With ${\cal T^{-1}}$ being reverse time ordering and $a(t)$ being any operator (or matrix):
Is ${\cal T^{-1}}\exp\left[\int_0^ta^{\dagger}(t')dt'\right]{\cal T}\exp\left[-\int_0^ta(t')dt'\right]$ equal to
${\cal T}\exp\left[\int_0^ta^{\dagger}(t')-a(t')dt'\right]$? (Time ordering disappear or not? It is wrong if $[a^{\dagger}(t),a(t)] = 0$ is not satisfied?)

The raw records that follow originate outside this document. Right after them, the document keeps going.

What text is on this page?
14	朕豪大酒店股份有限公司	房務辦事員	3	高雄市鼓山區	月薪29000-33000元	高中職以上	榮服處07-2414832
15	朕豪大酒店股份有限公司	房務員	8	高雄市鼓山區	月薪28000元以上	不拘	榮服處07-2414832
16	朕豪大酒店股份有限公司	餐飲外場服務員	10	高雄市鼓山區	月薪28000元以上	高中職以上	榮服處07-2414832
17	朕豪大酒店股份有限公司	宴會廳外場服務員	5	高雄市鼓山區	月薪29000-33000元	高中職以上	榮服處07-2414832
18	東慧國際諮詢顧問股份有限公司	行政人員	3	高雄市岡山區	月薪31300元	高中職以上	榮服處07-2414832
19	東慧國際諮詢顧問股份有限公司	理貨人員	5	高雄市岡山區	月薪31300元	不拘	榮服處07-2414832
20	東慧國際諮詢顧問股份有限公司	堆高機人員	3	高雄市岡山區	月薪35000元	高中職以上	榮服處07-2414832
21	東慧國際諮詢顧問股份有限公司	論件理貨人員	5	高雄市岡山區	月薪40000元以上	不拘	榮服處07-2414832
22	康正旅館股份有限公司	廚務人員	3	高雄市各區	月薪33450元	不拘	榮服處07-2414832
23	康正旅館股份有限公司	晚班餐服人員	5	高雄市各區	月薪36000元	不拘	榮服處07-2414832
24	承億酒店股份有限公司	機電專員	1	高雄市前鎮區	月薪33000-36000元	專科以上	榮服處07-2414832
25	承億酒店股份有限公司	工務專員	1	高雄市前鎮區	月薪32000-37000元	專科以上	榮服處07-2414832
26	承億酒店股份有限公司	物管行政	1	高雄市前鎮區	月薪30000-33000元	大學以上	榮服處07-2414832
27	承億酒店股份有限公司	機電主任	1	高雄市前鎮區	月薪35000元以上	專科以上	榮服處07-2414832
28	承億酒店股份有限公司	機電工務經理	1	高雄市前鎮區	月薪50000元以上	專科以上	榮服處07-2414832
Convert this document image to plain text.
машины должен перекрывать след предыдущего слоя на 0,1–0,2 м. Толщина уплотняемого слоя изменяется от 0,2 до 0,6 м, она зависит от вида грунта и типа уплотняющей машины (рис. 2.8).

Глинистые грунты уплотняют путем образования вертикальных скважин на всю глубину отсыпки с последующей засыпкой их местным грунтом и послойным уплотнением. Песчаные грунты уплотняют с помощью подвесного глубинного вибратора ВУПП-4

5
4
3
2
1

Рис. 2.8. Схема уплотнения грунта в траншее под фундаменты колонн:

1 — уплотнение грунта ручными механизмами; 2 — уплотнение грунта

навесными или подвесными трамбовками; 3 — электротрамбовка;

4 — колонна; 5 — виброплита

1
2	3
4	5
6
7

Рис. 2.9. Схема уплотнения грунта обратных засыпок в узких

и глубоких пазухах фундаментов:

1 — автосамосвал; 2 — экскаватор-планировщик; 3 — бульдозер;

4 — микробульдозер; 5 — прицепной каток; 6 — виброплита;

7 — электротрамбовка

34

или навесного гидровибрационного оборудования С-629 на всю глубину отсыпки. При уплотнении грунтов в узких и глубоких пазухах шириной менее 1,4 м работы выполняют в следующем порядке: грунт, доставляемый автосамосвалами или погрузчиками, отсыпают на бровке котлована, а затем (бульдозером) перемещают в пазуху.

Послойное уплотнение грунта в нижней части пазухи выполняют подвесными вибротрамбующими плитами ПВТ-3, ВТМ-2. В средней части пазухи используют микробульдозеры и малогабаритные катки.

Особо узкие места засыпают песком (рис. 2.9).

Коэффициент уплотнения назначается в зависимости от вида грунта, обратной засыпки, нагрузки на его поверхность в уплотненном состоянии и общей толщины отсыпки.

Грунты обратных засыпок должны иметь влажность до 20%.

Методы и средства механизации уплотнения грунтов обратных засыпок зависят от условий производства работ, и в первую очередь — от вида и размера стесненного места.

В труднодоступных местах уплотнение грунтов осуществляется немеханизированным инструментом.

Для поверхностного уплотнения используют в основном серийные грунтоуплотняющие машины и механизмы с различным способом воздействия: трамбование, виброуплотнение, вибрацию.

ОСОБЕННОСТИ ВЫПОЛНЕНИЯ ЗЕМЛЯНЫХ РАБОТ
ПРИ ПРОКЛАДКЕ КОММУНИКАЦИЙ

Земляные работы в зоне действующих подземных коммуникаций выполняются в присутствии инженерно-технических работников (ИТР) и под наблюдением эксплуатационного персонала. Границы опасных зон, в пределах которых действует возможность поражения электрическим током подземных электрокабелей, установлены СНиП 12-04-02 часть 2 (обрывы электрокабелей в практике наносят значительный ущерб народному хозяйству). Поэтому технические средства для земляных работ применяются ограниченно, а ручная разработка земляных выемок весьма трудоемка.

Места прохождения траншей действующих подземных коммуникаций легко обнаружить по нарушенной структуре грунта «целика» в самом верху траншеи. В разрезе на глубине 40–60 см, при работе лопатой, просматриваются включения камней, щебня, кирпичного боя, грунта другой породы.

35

How can I simplify it further?
I know that \begin{align} {\cal T}\exp\left[-\int_0^ta(t')dt'\right] &= I - \int_{0}^{t} dt' a(t') + \left(-\right)^2 \frac{1}{2} \mathcal{T}\left(\int_{0}^{t} dt' a(t')\right)^2 \\& \quad + \left(-\right)^3 \mathcal{T}\left(\frac{1}{3!}\left(\int_{0}^{t} dt' a(t')\right)^3\right) \cdots \\ & = I - \int_{0}^{t}dt' a(t') + \left(-\right)^2 \int_{0}^{t}dt' \int_{0}^{t'}dt'' a(t') a(t'') \\ & \quad + \left(-\right)^3 \int_{0}^{t}dt' \int_{0}^{t'}dt'' \int_{0}^{t''}dt''' a(t') a(t'') a(t''') +\cdots \end{align}
It involves many terms and I do not see them cancel out when calculating the product.